The outlook for UK businesses remains challenging with the survey finding UK private sector firms cited hesitancy among clients and squeezed budgets due to rising inflation as key factors holding back demand.
New order volumes across the UK private sector as a whole dropped from 53.8 in May to 50.8 in June.
Above: UK Composite PMI series from S&P Global.
Nevertheless, the jobs market remains robust and signals an outright recession is not a forgone conclusion.
"Despite weaker new business growth, the latest survey signalled a robust and accelerated rise in staffing numbers," said S&P 500.
In fact, job creation was the fastest for three months, led by stronger hiring in the service sector.
The survey revealed strong wage pressures added to cost burdens at private sector companies in June.
This will maintain pressure on the Bank of England to continue raising interest rates in order to keep a lid on rising inflation.

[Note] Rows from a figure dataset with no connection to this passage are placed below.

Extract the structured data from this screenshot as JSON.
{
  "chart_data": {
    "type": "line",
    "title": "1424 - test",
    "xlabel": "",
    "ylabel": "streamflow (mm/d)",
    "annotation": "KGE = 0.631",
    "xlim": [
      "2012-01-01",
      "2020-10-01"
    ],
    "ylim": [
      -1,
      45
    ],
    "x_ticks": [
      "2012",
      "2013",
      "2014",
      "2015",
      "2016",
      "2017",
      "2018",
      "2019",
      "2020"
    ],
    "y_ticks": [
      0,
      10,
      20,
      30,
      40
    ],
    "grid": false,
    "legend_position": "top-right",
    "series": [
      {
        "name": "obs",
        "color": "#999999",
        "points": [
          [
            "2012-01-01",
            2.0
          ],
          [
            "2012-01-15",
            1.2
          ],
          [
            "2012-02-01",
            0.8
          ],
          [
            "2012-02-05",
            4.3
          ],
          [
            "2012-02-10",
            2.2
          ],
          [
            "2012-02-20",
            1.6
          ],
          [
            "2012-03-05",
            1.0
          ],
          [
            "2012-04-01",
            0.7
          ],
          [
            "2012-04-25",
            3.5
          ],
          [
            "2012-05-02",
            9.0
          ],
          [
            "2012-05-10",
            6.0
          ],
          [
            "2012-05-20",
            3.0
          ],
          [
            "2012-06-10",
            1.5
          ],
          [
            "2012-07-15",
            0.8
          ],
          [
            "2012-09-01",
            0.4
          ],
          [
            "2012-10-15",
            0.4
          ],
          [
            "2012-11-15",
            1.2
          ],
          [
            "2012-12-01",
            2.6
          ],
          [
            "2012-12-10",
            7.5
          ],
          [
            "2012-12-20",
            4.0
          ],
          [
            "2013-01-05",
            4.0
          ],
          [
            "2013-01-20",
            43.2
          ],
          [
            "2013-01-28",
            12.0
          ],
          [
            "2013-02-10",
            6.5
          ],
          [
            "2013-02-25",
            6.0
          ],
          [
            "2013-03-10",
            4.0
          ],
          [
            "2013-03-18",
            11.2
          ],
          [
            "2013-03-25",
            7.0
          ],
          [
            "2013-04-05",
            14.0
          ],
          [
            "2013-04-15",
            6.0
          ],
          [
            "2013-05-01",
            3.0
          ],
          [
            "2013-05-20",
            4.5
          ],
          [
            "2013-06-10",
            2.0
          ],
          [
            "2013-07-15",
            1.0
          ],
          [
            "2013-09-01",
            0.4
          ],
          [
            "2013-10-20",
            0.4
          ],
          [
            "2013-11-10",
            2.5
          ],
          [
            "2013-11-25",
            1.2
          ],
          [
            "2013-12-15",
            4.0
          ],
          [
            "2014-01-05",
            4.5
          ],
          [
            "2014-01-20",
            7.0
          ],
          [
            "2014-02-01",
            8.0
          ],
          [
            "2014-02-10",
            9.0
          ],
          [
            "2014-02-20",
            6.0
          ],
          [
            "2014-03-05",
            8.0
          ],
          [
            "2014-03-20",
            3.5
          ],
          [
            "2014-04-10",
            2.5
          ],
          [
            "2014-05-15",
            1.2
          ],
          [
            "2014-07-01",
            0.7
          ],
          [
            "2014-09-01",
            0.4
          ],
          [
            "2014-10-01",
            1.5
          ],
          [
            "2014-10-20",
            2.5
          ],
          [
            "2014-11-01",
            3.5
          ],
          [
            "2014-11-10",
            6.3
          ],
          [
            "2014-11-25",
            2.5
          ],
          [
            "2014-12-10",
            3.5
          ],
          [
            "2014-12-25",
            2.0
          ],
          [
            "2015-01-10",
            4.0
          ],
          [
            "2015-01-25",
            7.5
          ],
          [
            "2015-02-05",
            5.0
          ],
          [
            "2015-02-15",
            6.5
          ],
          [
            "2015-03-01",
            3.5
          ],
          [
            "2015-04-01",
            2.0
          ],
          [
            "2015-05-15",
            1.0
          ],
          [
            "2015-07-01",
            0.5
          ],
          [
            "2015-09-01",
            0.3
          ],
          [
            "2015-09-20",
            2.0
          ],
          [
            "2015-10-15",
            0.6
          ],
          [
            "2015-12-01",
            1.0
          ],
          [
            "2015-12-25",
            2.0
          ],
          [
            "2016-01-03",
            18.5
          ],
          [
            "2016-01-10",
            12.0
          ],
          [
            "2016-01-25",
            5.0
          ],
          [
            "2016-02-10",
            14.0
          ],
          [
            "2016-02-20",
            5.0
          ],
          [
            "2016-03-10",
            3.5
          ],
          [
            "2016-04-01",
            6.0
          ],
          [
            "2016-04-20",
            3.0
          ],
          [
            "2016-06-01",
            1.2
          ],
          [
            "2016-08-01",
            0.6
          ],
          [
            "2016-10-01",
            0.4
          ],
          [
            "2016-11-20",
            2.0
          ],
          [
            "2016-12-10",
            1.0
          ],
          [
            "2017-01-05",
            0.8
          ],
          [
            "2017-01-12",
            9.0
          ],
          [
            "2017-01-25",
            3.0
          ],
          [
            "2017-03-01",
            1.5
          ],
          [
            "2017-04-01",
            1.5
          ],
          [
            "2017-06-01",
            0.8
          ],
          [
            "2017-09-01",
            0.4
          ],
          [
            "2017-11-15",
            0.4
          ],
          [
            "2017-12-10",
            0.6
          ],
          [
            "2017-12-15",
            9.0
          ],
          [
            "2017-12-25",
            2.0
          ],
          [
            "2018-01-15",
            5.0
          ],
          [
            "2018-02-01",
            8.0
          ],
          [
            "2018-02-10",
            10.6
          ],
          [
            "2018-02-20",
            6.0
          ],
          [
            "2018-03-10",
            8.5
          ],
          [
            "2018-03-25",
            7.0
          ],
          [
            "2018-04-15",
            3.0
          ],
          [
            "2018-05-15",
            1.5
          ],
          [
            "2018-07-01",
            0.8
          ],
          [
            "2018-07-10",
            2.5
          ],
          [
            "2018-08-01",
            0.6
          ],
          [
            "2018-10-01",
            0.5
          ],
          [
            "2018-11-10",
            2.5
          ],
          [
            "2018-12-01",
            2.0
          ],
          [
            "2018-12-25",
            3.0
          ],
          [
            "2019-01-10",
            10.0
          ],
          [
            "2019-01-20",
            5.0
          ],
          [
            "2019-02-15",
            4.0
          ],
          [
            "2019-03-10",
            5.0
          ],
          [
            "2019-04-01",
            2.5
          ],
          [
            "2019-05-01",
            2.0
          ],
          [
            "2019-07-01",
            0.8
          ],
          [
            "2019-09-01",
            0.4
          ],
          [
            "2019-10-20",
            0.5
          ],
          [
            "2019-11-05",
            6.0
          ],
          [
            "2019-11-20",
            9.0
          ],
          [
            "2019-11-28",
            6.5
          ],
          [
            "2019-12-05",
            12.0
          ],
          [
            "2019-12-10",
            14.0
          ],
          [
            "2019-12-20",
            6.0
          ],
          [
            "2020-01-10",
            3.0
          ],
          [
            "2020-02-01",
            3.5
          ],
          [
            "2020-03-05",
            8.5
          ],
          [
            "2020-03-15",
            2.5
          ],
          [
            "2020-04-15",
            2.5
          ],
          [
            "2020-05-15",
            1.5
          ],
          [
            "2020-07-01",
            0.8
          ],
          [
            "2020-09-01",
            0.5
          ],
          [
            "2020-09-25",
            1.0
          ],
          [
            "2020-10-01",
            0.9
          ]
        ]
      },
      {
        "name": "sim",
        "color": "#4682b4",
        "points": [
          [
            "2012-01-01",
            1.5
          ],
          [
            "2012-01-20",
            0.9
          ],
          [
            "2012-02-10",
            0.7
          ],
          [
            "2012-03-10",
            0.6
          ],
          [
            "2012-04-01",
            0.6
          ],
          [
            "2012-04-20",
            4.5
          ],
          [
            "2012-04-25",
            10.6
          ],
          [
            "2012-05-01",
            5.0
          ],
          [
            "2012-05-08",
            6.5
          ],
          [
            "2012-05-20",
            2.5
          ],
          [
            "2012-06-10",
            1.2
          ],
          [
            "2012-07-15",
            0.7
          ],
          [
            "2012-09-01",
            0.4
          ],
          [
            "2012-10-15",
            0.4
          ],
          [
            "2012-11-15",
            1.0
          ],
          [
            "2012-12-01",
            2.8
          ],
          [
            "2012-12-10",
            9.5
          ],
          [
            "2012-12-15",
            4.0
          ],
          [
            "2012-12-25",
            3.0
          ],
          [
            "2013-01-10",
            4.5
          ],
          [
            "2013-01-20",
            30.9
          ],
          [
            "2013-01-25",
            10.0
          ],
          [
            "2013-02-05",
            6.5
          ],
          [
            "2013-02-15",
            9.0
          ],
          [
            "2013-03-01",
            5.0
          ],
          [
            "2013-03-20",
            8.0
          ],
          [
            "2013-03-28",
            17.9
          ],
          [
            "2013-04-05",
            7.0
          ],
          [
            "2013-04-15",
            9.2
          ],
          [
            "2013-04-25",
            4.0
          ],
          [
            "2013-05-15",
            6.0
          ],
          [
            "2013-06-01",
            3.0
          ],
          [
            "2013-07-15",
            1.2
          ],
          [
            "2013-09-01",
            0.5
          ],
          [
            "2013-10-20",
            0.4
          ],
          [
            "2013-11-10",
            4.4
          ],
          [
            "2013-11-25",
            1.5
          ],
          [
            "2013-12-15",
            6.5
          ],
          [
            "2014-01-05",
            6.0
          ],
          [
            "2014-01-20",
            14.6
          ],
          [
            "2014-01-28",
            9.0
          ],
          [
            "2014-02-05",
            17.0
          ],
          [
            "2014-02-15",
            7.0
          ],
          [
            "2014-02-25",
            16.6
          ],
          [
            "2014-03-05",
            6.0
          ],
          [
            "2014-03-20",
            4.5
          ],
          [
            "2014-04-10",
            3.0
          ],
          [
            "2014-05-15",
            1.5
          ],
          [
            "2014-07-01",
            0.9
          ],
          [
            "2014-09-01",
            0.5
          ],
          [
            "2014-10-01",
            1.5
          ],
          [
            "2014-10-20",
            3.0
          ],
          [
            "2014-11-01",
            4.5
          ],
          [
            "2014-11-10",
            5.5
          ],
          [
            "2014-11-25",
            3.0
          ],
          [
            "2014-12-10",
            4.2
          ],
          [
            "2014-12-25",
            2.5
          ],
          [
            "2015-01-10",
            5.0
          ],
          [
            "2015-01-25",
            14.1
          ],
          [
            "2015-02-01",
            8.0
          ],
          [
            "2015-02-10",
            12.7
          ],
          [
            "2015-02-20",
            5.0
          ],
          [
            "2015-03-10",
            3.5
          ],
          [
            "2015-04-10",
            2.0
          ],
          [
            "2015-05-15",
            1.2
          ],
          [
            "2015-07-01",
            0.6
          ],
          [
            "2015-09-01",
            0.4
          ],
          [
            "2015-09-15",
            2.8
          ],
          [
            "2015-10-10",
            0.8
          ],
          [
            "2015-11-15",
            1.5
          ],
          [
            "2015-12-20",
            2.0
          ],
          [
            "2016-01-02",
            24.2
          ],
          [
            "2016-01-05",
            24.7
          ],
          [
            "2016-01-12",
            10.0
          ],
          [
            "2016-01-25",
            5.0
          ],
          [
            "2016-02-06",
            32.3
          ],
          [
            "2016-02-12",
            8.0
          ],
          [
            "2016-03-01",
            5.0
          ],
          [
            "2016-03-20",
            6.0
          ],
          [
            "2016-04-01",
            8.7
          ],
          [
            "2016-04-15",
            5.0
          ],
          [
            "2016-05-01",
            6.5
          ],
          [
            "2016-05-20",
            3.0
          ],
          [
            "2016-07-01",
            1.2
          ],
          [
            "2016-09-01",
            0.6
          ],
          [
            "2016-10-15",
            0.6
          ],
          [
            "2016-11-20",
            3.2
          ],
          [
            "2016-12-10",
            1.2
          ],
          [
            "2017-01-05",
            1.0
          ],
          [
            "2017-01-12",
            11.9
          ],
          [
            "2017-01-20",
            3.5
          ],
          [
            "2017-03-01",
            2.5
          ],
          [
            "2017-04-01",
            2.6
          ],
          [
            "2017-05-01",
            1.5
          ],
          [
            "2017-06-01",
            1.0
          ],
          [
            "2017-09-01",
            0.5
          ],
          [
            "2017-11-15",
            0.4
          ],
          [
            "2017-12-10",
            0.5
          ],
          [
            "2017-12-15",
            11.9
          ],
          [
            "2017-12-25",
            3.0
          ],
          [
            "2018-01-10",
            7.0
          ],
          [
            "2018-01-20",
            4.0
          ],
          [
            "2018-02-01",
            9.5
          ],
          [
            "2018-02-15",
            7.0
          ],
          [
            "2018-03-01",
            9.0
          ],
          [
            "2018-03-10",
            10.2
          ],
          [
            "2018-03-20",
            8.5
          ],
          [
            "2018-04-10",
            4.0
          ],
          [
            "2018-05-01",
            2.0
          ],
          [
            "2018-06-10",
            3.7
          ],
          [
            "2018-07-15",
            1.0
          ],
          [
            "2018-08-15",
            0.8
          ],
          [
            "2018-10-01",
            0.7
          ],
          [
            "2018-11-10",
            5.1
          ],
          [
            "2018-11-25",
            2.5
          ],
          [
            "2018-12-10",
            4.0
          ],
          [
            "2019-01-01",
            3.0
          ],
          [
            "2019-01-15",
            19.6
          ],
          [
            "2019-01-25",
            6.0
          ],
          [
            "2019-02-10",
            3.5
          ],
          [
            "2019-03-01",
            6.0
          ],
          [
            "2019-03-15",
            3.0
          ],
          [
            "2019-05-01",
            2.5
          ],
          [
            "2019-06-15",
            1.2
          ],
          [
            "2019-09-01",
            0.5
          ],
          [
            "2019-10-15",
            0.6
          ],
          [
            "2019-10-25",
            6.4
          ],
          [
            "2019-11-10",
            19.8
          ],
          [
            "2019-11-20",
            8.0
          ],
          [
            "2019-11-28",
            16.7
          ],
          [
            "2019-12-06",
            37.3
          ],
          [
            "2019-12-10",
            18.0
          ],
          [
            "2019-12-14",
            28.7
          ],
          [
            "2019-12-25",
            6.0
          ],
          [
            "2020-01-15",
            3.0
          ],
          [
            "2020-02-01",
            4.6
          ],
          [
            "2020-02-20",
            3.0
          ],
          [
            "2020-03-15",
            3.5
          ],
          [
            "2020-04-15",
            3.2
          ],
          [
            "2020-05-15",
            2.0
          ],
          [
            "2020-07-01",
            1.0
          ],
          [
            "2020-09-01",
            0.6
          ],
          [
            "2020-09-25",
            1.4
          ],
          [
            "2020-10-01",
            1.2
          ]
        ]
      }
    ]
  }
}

"Taken together with signs that economic activity is slowing rather than sinking, we think that the PMI survey bolsters the case for the Bank of England to deliver further interest rate hikes over the coming months," says Farr.
Signs of ongoing wage pressures are a classic indicator inflation is becoming domestically embedded and will allow further hikes from the Bank of England to be delivered.
Indeed, exceptionally strong cost pressures resulted in a steep increase in average prices charged in June said S&P Global.